All-Star Panel: Status of immigration reform deal in Washington

This is a rush transcript from "Special Report," April 1, 2013. This copy may not be in its final form and may be updated.

BRET BAIER, ANCHOR: A Republican weighing in on the president's motivations.  We're back with the panel. Charles, it seems that that security issue and linking it to the path to citizenship is crucial for Republicans at least.

CHARLES KRAUTHAMMER, SYNDICATED COLUMNIST: And clearly the way the president was speaking in that quote and the secretary of homeland security, they are not serious about enforcement at all. She says it's not -- we don't have to have any trigger. So there should be no connection between enforcement and legalizing the 12 or so million illegals. And the president says, well, you are never get 110 percent enforcement. That's a straw man. His usual straw man. No one is asking for 100 percent enforcement. What we are asking for is to change a river of illegal immigration into a trickle. And that can be done, and you have to find a way in which it is put in language that is in the law. And that is why Rubio and others are troubled when they hear the president speaking about this. And we have all been insisting for a decade, if you get enforcement we are very happy to legalize the illegals because it will be the end of that. It won't be like '86 was a bait and switch. We had legalization of the three million at the time and no enforcement. If the American people have a sense that this is the last cohort, they will willingly, openly legalize. But the problem is that what the president says is saying we don't really care about that. We're just going to shove this down everybody's throat, legalization without enforcement.

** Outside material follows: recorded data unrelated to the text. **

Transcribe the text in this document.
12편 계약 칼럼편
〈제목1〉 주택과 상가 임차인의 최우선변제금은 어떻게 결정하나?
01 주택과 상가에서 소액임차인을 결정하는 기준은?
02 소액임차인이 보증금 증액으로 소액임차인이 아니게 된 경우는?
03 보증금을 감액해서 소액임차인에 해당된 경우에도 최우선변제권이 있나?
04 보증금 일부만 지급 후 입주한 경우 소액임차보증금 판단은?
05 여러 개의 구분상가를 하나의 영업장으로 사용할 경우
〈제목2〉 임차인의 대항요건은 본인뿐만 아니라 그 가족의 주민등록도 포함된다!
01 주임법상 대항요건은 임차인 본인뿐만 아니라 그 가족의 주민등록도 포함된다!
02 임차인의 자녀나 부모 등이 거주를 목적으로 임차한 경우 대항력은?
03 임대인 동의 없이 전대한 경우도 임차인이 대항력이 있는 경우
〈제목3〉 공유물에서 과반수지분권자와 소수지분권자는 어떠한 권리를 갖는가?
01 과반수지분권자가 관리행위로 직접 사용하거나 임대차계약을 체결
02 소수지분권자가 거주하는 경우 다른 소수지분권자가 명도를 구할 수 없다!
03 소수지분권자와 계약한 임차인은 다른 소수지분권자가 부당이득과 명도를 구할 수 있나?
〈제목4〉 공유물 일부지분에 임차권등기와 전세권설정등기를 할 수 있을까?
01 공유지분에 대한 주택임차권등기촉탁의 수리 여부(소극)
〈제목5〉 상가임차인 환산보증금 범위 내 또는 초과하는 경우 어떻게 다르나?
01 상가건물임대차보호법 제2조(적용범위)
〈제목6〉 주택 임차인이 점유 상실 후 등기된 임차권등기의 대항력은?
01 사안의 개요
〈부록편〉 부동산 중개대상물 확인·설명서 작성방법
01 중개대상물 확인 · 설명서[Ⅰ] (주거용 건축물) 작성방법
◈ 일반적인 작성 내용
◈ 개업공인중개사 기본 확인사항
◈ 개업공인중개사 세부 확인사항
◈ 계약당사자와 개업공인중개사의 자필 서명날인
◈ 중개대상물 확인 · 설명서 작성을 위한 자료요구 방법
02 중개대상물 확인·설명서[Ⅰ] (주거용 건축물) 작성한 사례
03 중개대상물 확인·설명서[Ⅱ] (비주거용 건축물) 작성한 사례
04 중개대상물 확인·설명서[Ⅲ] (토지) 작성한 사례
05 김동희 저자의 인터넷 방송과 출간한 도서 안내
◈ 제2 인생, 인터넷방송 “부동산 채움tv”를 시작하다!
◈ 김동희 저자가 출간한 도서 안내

BAIER: A.B., just so everybody understands, once you get agreement -- if you get agreement of the group of eight you still have the hurdles to go through in committee, on the Senate floor and then of course the House before it gets anywhere to the president's desk.

A.B. STODDARD, ASSOCIATE EDITOR, THE HILL: That is true. It sounds -- it's not going to be that it won't be met with great challenge along the way. The way that Senator Schumer and Senator Graham described it – a Republican and Democrat this weekend -- is that all of the substantive issues had been dealt with by the 'Gang of 8,' and that the last guest worker, most contentious provision had been worked out between these business and labor groups that was really the last huge problem, and that Marco Rubio was involved in all these discussions along the way.

No, it's not a bill yet, but over on the House side where it is quieter and there is not as much momentum, there is serious work being done. It's being done very quietly over in the whip's office on the House Republican side. They are educating members about just how many people are here illegally not because they went over the border, because their visas expired. And the entire education process about the visa system and how we need to change it, is actually changing minds and moving it along. It won't move as fast as the Senate. But I actually – I can out-doubt anybody, and I'm here to say that I think this is possible. And I think it's possible this year.

BAIER: President Bush tried, Dana.

DANA PERINO, FOX CO-HOST, THE FIVE: The climate in May of 2013, it was very different from the climate of May of 2007 when President Bush pushed. Senator Obama at the time was one of the people who voted for a poison pill, Senator Reid lets the Senate go. Senator Kennedy calls President Bush and says I think we are not going to be able to do it.

A lot of education has been done since then, a lot of changing of minds. And a lot of this broad rhetoric is easy to talk about when you come on cable TV. But when you go to put pen to paper and write the language, that's when things get a little bit sticky. And so Marco Rubio has this hard time of making sure – everyone just be quiet. We need the Goldie Locks approach. Not too fast, not to slow, not to hot, not too cold. Just get this thing in place so that we can have this nice bill in place so that we have this big debate. I think things are better than they were but I would say suspicions are running high on both sides.